Chaumtoli also raised the challenges of campaigns like Fight for $15. Even if the minimum wage is raised to $15, workers will still be unable to rent affordable housing in the US. Work and tenancy go hand in hand in that, landlords look for “good tenants”. To be one requires a regular flow of income, employment history and credit history. “Bad” tenants are often precarious workers with no guaranteed income and inability to afford rent, thus resulting in housing conditions that permeate overcrowded living situations. Overcrowding in housing, especially rampant among NYC’s immigrant communities, must not be overlooked in conversations about public health, homelessness, and access to jobs.  

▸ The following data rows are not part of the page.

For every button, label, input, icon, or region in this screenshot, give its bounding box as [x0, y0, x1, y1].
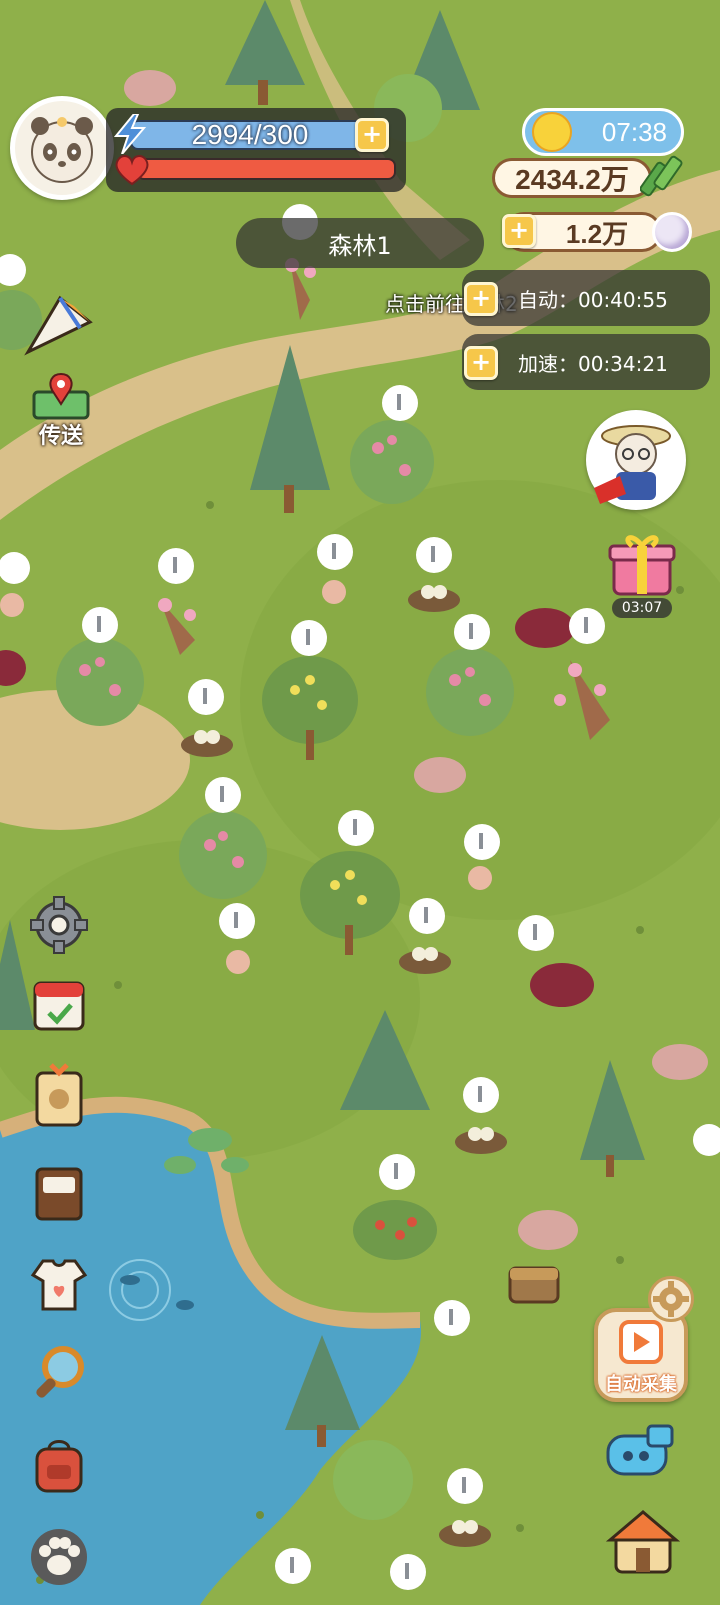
speed-timer-text: 加速：00:34:21: [518, 351, 668, 376]
map-pin-icon: [32, 372, 90, 420]
bag-icon: [35, 1063, 83, 1127]
auto-timer-text: 自动：00:40:55: [518, 287, 668, 312]
book-icon: [35, 1167, 83, 1221]
pearl-value: 1.2万: [565, 218, 629, 249]
search-button[interactable]: [24, 1338, 94, 1408]
backpack-icon: [35, 1440, 83, 1493]
calendar-button[interactable]: [24, 970, 94, 1040]
add-energy-button[interactable]: +: [355, 118, 389, 152]
calendar-icon: [33, 981, 85, 1031]
add-pearl-button[interactable]: +: [502, 214, 536, 248]
auto-collect-label: 自动采集: [605, 1374, 677, 1395]
magnifier-icon: [36, 1346, 84, 1398]
kite-button[interactable]: [20, 292, 96, 360]
zone-name: 森林1: [328, 231, 392, 260]
health-bar: [136, 158, 396, 180]
home-button[interactable]: [605, 1506, 681, 1576]
npc-merchant-button[interactable]: [586, 410, 686, 510]
kite-icon: [24, 295, 93, 356]
lightning-icon: [112, 113, 148, 155]
play-icon: [619, 1320, 663, 1364]
teleport-button[interactable]: 传送: [26, 372, 96, 452]
treasure-chest-icon: [508, 1266, 560, 1304]
auto-timer-pill: 自动：00:40:55: [462, 270, 710, 326]
heart-icon: [114, 152, 150, 186]
pets-button[interactable]: [24, 1522, 94, 1592]
panda-icon: [31, 117, 93, 183]
paw-icon: [31, 1529, 87, 1585]
pearl-icon: [652, 212, 692, 252]
clock-text: 07:38: [601, 116, 667, 147]
flower-bush: [333, 1440, 413, 1520]
bamboo-icon: [639, 152, 686, 200]
player-avatar[interactable]: [10, 96, 114, 200]
sun-icon: [532, 112, 572, 152]
whistle-button[interactable]: [604, 1418, 678, 1482]
recipe-book-button[interactable]: [24, 1158, 94, 1228]
settings-button[interactable]: [24, 890, 94, 960]
merchant-icon: [594, 425, 671, 504]
whistle-icon: [606, 1424, 674, 1476]
auto-collect-settings-button[interactable]: [648, 1276, 694, 1322]
quest-button[interactable]: [24, 1060, 94, 1130]
add-speed-time-button[interactable]: +: [464, 346, 498, 380]
gear-icon: [653, 1281, 689, 1317]
speed-timer-pill: 加速：00:34:21: [462, 334, 710, 390]
gift-icon: [608, 535, 676, 596]
gift-countdown: 03:07: [612, 598, 672, 618]
gold-pill: 2434.2万: [492, 158, 652, 198]
gift-box-button[interactable]: 03:07: [606, 528, 678, 618]
add-auto-time-button[interactable]: +: [464, 282, 498, 316]
teleport-label: 传送: [38, 424, 83, 449]
house-icon: [605, 1510, 681, 1574]
shirt-icon: [30, 1259, 88, 1311]
wardrobe-button[interactable]: [24, 1250, 94, 1320]
energy-value: 2994/300: [191, 119, 309, 150]
backpack-button[interactable]: [24, 1432, 94, 1502]
apple-tree: [353, 1200, 437, 1260]
gear-icon: [30, 896, 88, 954]
gold-value: 2434.2万: [515, 164, 629, 195]
zone-label: 森林1: [236, 218, 484, 268]
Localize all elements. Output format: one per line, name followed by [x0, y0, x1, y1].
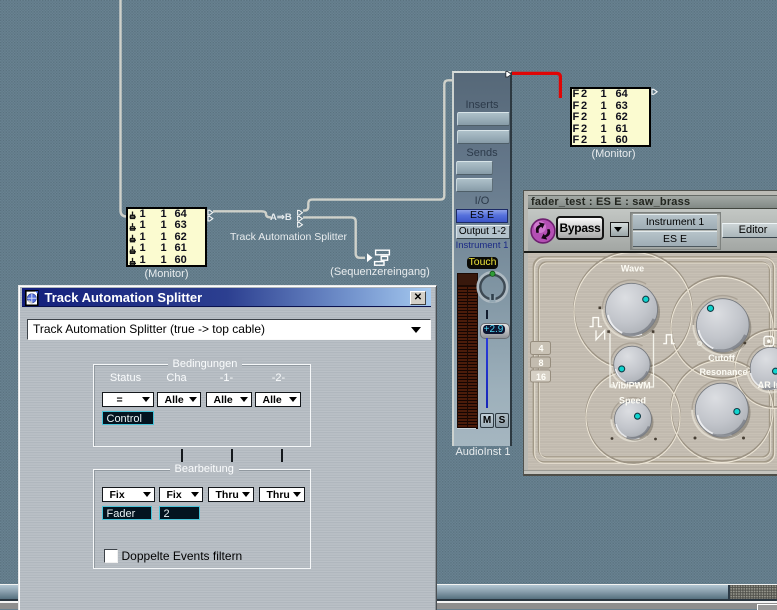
svg-text:8: 8	[538, 358, 543, 368]
svg-text:4: 4	[538, 344, 543, 354]
svg-text:Vib/PWM: Vib/PWM	[612, 381, 650, 391]
svg-text:Wave: Wave	[620, 264, 643, 274]
svg-text:Resonance: Resonance	[699, 367, 747, 377]
svg-text:Speed: Speed	[618, 396, 645, 406]
svg-text:Cutoff: Cutoff	[708, 353, 735, 363]
svg-text:16: 16	[535, 372, 545, 382]
svg-text:AR Int: AR Int	[757, 380, 777, 390]
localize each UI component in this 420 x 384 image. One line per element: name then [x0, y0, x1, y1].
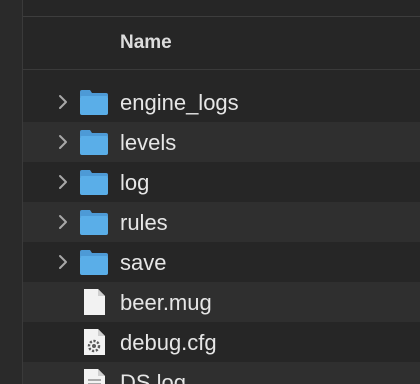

Chaumtoli’s point resonates with Shahana’s organizing work in public housing and rent stabilized buildings across NYC and Kensington, Brooklyn with Bangladeshi tenants. The lack of affordable homes and the defunding of public housing, jobs that pay in accordance with the rising cost of living, legal immigration status, and other insecurities reinforce harmful, illegal living conditions. Among this is overcrowdedness, which is also how many families survive separation and the burden of homelessness. For working-class immigrants, the language access piece is crucial in tenant organizing and must include tenants whose languages are not English/Spanish. Read more about CAAAV’s push for language access in NYCHA and their multilingual tenant organizing.

Chaumtoli concluded her presentation with a call to especially protect precarious workers and those with criminal records. Doing so requires bringing back radical direct actions, referencing tea workers squatting on land in Bangladesh, and confrontation politics, tactics known in the histories of both movements.

Finally, Susanna Blankley, a housing organizer and coalition coordinator of Right to Counsel NYC, emphasized that historically the labor and housing movements were not disconnected. “Tenants’ issues are workers issues, workers’ issues are housing issues.” Reactivating the movements as one requires rejecting compromise. “People cut deals because we think we’re going to lose or tick off politicians. This happened in the Mandatory Inclusionary Housing and Jerome Avenue fights.” In bridging the movements, Susanna affirmed that we have to determine what solidarity looks like, eviction defenses, and ways to protect work and neighborhoods. It was especially encouraging to learn about NYC’s rent strikes in the 1800s when tenants who leased farmland where they lived, fought for fair housing and fair work. Their rent strike lasted 20 years! She also uplifted the radical labor movement organizing around the same time in which workers demanded an end to wage exploitation and questioned the existence of wages, which exist to extract profit.

The speakers in this discussion are pushing for reactivated housing and labor movements in which worker and tenant issues are not considered separately. As detailed by Samuel Stein, Marina Ortiz, Julian Brave NoiseCat, Chaumtoli Huq, and Susanna Blankley, the history of both movements have lessons that show radical solidarity. While there is hope for fair labor and fair housing rights to be achieved through organizing, intentional mobilizing, one that is language accessible, is needed for the most marginalized and vulnerable to work and housing displacement.